Тамара лежала, свернувшись калачиком, на коротковатом диванчике в своем «рабочем кабинете», то плакала потихоньку, то задремывала, то опять выныривала из неглубокого мутного сна, и все время думала какие-то несвязные, расплывчатые какие-то думы. А потом из всей этой расплывчатости выплыла одна очень отчетливая мысль, сформулировалась и положила конец всем ее сопливым переживаниям: вопрос в цене. Всегда и во всем весь вопрос — в цене, вот в чем дело. За все надо платить, бесплатный сыр — в мышеловке, и все такое. Дедушка и бабушка не прикидывали, не слишком ли высока цена за маленькую безнадежно больную девочку. Они просто отдали за нее все, что у них было, и самих себя. Они не торговались с судьбой. А она? Замуж она вышла, потому что хотела семью. Но если бы при этом нужно было оставить дедушку и бабушку, она замуж не вышла бы. Слишком высокая цена. В Евгения она влюбилась — ну да, влюбилась, что ж теперь говорить, — потому, что он поразительно похож на ее мужа, только Николай никогда не смотрел на нее такими сумасшедшими глазами, никогда не говорил таких сумасшедших слов и вообще никак не давал понять, что она для него — свет в окошке… А она хотела быть любимой. Прожив черт знает сколько лет со спокойным, надежным, немногословным, покладистым… каким там еще? — в общем, с практически идеальным мужем, она, оказывается, жадно мечтала о любви.
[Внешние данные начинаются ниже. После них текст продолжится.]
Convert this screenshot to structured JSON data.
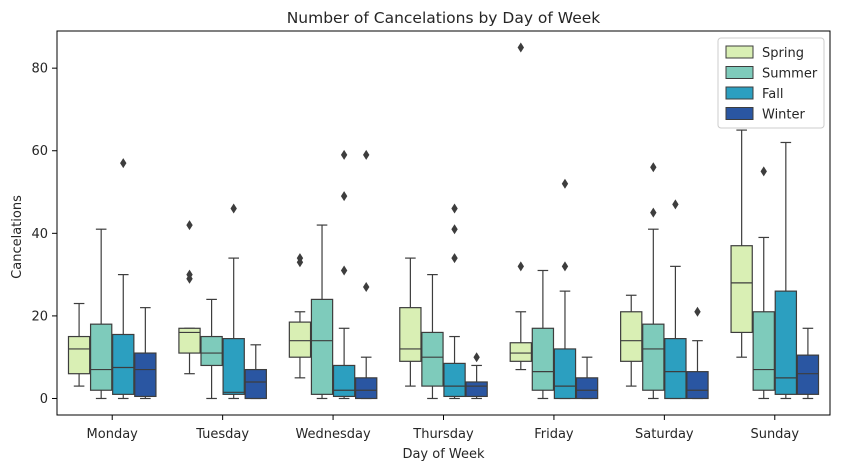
{
  "chart_data": {
    "type": "boxplot",
    "title": "Number of Cancelations by Day of Week",
    "xlabel": "Day of Week",
    "ylabel": "Cancelations",
    "ylim": [
      -4,
      89
    ],
    "yticks": [
      0,
      20,
      40,
      60,
      80
    ],
    "categories": [
      "Monday",
      "Tuesday",
      "Wednesday",
      "Thursday",
      "Friday",
      "Saturday",
      "Sunday"
    ],
    "legend_position": "top-right",
    "series": [
      {
        "name": "Spring",
        "color": "#d9efb4",
        "boxes": [
          {
            "whislo": 3,
            "q1": 6,
            "med": 12,
            "q3": 15,
            "whishi": 23,
            "fliers": []
          },
          {
            "whislo": 6,
            "q1": 11,
            "med": 16,
            "q3": 17,
            "whishi": 17,
            "fliers": [
              29,
              30,
              42
            ]
          },
          {
            "whislo": 5,
            "q1": 10,
            "med": 14,
            "q3": 18.5,
            "whishi": 21,
            "fliers": [
              33,
              34
            ]
          },
          {
            "whislo": 3,
            "q1": 9,
            "med": 12,
            "q3": 22,
            "whishi": 34,
            "fliers": []
          },
          {
            "whislo": 7,
            "q1": 9,
            "med": 11,
            "q3": 13.5,
            "whishi": 21,
            "fliers": [
              32,
              85
            ]
          },
          {
            "whislo": 3,
            "q1": 9,
            "med": 14,
            "q3": 21,
            "whishi": 25,
            "fliers": []
          },
          {
            "whislo": 10,
            "q1": 16,
            "med": 28,
            "q3": 37,
            "whishi": 65,
            "fliers": []
          }
        ]
      },
      {
        "name": "Summer",
        "color": "#7ecbbb",
        "boxes": [
          {
            "whislo": 0,
            "q1": 2,
            "med": 7,
            "q3": 18,
            "whishi": 41,
            "fliers": []
          },
          {
            "whislo": 0,
            "q1": 8,
            "med": 11,
            "q3": 15,
            "whishi": 24,
            "fliers": []
          },
          {
            "whislo": 0,
            "q1": 1,
            "med": 14,
            "q3": 24,
            "whishi": 42,
            "fliers": []
          },
          {
            "whislo": 0,
            "q1": 3,
            "med": 10,
            "q3": 16,
            "whishi": 30,
            "fliers": []
          },
          {
            "whislo": 0,
            "q1": 2,
            "med": 6.5,
            "q3": 17,
            "whishi": 31,
            "fliers": []
          },
          {
            "whislo": 0,
            "q1": 2,
            "med": 12,
            "q3": 18,
            "whishi": 41,
            "fliers": [
              45,
              56
            ]
          },
          {
            "whislo": 0,
            "q1": 2,
            "med": 7,
            "q3": 21,
            "whishi": 39,
            "fliers": [
              55
            ]
          }
        ]
      },
      {
        "name": "Fall",
        "color": "#2c9fc0",
        "boxes": [
          {
            "whislo": 0,
            "q1": 1,
            "med": 7.5,
            "q3": 15.5,
            "whishi": 30,
            "fliers": [
              57
            ]
          },
          {
            "whislo": 0,
            "q1": 1,
            "med": 1.5,
            "q3": 14.5,
            "whishi": 34,
            "fliers": [
              46
            ]
          },
          {
            "whislo": 0,
            "q1": 0.5,
            "med": 2,
            "q3": 8,
            "whishi": 17,
            "fliers": [
              31,
              49,
              59
            ]
          },
          {
            "whislo": 0,
            "q1": 0.5,
            "med": 3,
            "q3": 8.5,
            "whishi": 15,
            "fliers": [
              34,
              41,
              46
            ]
          },
          {
            "whislo": 0,
            "q1": 0,
            "med": 3,
            "q3": 12,
            "whishi": 26,
            "fliers": [
              32,
              52
            ]
          },
          {
            "whislo": 0,
            "q1": 0,
            "med": 6.5,
            "q3": 14.5,
            "whishi": 32,
            "fliers": [
              47
            ]
          },
          {
            "whislo": 0,
            "q1": 1,
            "med": 5,
            "q3": 26,
            "whishi": 62,
            "fliers": []
          }
        ]
      },
      {
        "name": "Winter",
        "color": "#2a56a2",
        "boxes": [
          {
            "whislo": 0,
            "q1": 0.5,
            "med": 7,
            "q3": 11,
            "whishi": 22,
            "fliers": []
          },
          {
            "whislo": 0,
            "q1": 0,
            "med": 4,
            "q3": 7,
            "whishi": 13,
            "fliers": []
          },
          {
            "whislo": 0,
            "q1": 0,
            "med": 2,
            "q3": 5,
            "whishi": 10,
            "fliers": [
              27,
              59
            ]
          },
          {
            "whislo": 0,
            "q1": 0.5,
            "med": 3,
            "q3": 4,
            "whishi": 8,
            "fliers": [
              10
            ]
          },
          {
            "whislo": 0,
            "q1": 0,
            "med": 2,
            "q3": 5,
            "whishi": 10,
            "fliers": []
          },
          {
            "whislo": 0,
            "q1": 0,
            "med": 2,
            "q3": 6.5,
            "whishi": 14,
            "fliers": [
              21
            ]
          },
          {
            "whislo": 0,
            "q1": 1,
            "med": 6,
            "q3": 10.5,
            "whishi": 17,
            "fliers": []
          }
        ]
      }
    ]
  }
}
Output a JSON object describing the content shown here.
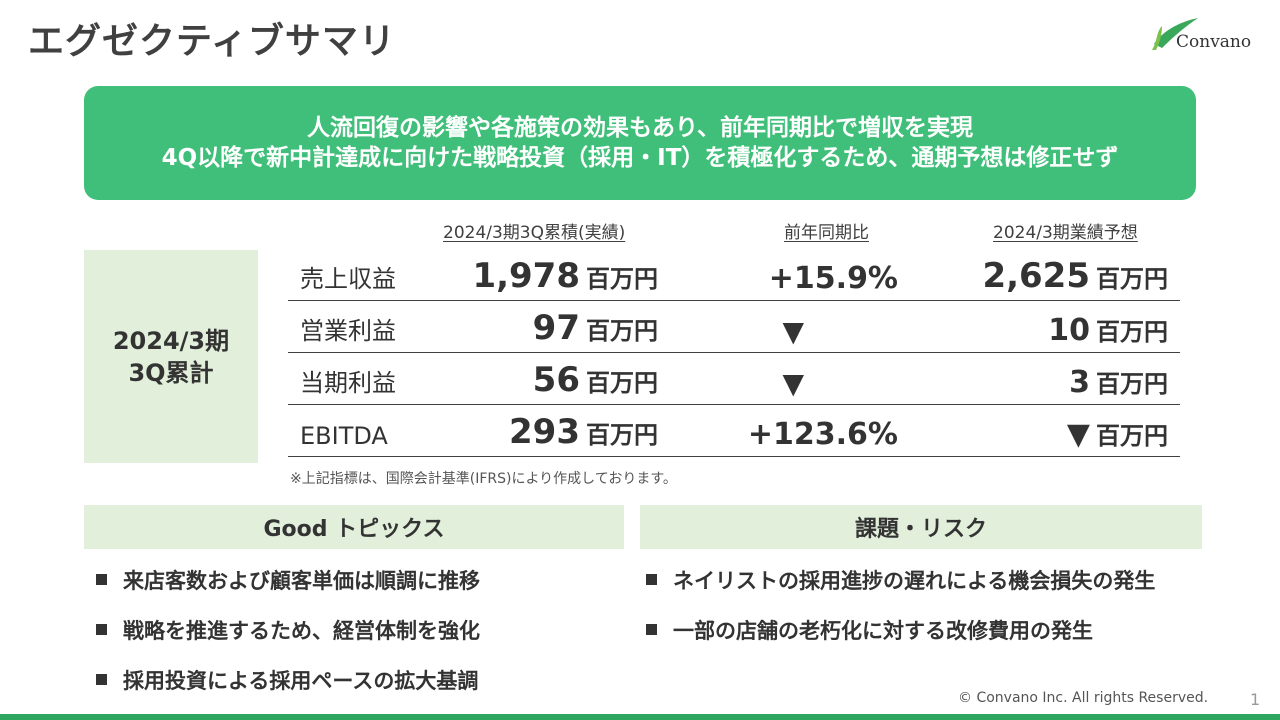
{
  "header": {
    "title": "エグゼクティブサマリ",
    "logo_text": "Convano"
  },
  "banner": {
    "line1": "人流回復の影響や各施策の効果もあり、前年同期比で増収を実現",
    "line2": "4Q以降で新中計達成に向けた戦略投資（採用・IT）を積極化するため、通期予想は修正せず"
  },
  "period": {
    "line1": "2024/3期",
    "line2": "3Q累計"
  },
  "table": {
    "headers": [
      "2024/3期3Q累積(実績)",
      "前年同期比",
      "2024/3期業績予想"
    ],
    "rows": [
      {
        "label": "売上収益",
        "actual": "1,978",
        "actual_unit": "百万円",
        "yoy": "+15.9%",
        "forecast": "2,625",
        "forecast_unit": "百万円"
      },
      {
        "label": "営業利益",
        "actual": "97",
        "actual_unit": "百万円",
        "yoy": "▼",
        "forecast": "10",
        "forecast_unit": "百万円"
      },
      {
        "label": "当期利益",
        "actual": "56",
        "actual_unit": "百万円",
        "yoy": "▼",
        "forecast": "3",
        "forecast_unit": "百万円"
      },
      {
        "label": "EBITDA",
        "actual": "293",
        "actual_unit": "百万円",
        "yoy": "+123.6%",
        "forecast": "▼",
        "forecast_unit": "百万円"
      }
    ],
    "note": "※上記指標は、国際会計基準(IFRS)により作成しております。"
  },
  "good": {
    "title": "Good トピックス",
    "items": [
      "来店客数および顧客単価は順調に推移",
      "戦略を推進するため、経営体制を強化",
      "採用投資による採用ペースの拡大基調"
    ]
  },
  "risk": {
    "title": "課題・リスク",
    "items": [
      "ネイリストの採用進捗の遅れによる機会損失の発生",
      "一部の店舗の老朽化に対する改修費用の発生"
    ]
  },
  "footer": {
    "copyright": "© Convano Inc. All rights Reserved.",
    "page": "1"
  },
  "colors": {
    "accent": "#40bf7a",
    "panel": "#e2efdb",
    "footer_line": "#2fa65f"
  }
}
О такой, как в кино и в романах. О шекспировских страстях. Когда-то ей казалось, что за такую любовь она бы все отдала. Оказывается — нет, не все. Рушить семью и расставаться с дедом — это слишком высокая цена даже за счастье быть любимой. Слишком высокая, просто непомерная цена. И торг тут неуместен. Так что ж, выходит, она всю жизнь приценивалась, как на рынке: это я могу себе позволить, а это — не по карману? Похоже, что так оно и есть. Она никогда не была безрассудной. Она всегда была организованной, аккуратной, пунктуальной, трезвой реалисткой. Спокойной, но решительной. Терпеливой, но энергичной. Что там еще про нее говорили? Про нее много чего говорили, но всегда в том же ключе. Дедушка и бабушка говорили: «Девочка наша разумненькая». Им нравился ее характер. Посеешь характер — пожнешь судьбу… Вот и точка в конце всех ее самоанализов. Жирная, бесповоротная, пошлая точка, квинтэссенция многовековой, а потому неоспоримой народной мудрости.